Discussion Character
Main Points Raised
- One participant questions if different eigenvector algorithms produce different results, specifically mentioning QL with implicit shifts versus MATLAB's LAPACK routines.
- Another participant states that different eigenvalues correspond to linearly independent eigenvectors, but acknowledges that two linearly independent eigenvectors can correspond to the same eigenvalue.

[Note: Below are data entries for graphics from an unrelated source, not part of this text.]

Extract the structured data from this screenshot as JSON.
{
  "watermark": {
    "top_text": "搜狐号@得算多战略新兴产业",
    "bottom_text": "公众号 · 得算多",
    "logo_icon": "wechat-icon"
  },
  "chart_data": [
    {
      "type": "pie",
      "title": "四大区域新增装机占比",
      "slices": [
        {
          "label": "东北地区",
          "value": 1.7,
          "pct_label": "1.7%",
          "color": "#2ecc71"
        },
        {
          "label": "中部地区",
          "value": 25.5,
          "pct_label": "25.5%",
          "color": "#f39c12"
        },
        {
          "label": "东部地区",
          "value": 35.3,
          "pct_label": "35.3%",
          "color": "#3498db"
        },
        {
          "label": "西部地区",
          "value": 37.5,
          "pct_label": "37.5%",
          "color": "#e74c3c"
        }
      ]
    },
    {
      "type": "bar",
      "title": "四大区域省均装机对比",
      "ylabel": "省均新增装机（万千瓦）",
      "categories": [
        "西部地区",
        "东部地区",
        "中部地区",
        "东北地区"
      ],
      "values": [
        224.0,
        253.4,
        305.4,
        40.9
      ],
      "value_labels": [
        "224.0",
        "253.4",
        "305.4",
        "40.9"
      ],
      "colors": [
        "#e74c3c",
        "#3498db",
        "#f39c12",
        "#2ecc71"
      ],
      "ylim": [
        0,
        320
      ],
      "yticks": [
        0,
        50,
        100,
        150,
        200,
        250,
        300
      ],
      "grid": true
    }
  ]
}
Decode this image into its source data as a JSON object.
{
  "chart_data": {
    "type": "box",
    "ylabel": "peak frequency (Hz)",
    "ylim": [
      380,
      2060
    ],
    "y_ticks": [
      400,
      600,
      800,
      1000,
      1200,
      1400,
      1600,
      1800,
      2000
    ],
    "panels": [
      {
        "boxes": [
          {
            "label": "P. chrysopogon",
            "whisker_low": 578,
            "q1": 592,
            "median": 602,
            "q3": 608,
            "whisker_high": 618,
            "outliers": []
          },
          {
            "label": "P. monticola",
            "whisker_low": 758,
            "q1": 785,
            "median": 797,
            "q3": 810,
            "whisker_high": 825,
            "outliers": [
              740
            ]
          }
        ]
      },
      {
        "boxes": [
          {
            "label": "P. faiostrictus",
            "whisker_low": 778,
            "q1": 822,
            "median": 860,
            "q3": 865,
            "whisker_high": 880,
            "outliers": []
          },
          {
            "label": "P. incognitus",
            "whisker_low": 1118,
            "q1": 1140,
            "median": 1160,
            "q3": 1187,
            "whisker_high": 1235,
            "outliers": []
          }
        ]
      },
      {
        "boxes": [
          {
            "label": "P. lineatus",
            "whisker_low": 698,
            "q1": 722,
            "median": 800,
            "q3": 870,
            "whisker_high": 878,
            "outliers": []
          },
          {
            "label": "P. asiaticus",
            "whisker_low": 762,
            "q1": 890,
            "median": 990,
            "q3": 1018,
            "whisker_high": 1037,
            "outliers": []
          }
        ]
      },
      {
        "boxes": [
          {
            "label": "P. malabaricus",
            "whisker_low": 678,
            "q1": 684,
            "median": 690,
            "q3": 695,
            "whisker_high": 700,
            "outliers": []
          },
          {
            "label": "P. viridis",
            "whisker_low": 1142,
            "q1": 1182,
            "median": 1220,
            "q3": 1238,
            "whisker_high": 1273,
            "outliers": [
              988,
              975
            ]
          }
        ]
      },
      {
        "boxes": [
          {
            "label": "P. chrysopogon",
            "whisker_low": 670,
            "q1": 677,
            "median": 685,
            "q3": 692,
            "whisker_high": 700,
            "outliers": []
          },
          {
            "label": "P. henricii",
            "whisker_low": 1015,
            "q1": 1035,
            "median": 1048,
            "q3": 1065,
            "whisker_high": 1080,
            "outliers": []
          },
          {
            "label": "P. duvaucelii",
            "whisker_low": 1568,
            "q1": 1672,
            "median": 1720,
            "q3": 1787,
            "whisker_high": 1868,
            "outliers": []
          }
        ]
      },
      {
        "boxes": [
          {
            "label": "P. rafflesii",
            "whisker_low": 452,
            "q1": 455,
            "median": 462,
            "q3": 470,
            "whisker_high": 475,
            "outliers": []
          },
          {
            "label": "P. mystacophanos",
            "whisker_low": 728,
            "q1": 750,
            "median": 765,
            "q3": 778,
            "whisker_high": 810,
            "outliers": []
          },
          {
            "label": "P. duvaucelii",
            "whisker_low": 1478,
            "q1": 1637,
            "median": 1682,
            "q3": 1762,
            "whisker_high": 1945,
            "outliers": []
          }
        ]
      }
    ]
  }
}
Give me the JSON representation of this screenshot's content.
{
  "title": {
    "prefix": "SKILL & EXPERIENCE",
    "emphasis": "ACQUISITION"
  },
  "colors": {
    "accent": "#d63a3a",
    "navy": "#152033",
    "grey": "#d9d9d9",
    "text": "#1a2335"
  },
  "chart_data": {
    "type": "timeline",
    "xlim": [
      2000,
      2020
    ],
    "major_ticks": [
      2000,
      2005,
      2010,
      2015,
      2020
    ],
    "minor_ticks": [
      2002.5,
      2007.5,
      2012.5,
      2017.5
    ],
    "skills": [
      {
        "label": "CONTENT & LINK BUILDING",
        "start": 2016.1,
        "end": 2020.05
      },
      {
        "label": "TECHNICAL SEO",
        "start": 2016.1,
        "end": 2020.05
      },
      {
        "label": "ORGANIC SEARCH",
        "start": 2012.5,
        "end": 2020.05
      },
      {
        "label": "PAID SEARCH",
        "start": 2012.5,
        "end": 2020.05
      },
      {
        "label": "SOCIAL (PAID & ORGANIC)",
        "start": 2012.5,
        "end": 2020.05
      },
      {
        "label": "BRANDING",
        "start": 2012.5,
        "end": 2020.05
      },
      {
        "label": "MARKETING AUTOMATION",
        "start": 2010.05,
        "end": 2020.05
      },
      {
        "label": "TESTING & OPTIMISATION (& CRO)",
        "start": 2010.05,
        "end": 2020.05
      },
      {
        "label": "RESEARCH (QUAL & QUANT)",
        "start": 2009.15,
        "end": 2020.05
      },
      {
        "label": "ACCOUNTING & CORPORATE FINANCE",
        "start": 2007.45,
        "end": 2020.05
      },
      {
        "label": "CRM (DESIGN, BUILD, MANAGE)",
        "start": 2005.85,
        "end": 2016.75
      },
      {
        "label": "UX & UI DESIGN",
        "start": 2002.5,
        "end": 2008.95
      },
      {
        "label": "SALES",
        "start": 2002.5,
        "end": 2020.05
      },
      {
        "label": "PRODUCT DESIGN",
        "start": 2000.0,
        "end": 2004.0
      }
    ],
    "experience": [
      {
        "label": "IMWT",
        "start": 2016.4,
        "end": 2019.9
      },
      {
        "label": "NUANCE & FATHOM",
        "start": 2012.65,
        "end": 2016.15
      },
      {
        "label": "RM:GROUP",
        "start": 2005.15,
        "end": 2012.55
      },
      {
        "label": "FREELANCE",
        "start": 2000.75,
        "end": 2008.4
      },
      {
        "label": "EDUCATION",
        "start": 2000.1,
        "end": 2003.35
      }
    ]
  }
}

- A third participant asserts that eigenvectors are not unique and that different algorithmic choices can lead to different sets of eigenvectors, providing an example of scalar multiples of an eigenvector being valid.
- A fourth participant challenges the concept of uniqueness by referencing the identity map, suggesting that any non-zero vector can be considered an eigenvector, thus complicating the notion of uniqueness.
Areas of Agreement / Disagreement
Participants express differing views on the uniqueness of eigenvectors and the impact of algorithmic choices, indicating that the discussion remains unresolved with multiple competing perspectives.
Contextual Notes
Limitations include the lack of specific details on the algorithms mentioned and the potential dependence on definitions of eigenvectors and eigenvalues. The discussion does not resolve the mathematical implications of the claims made.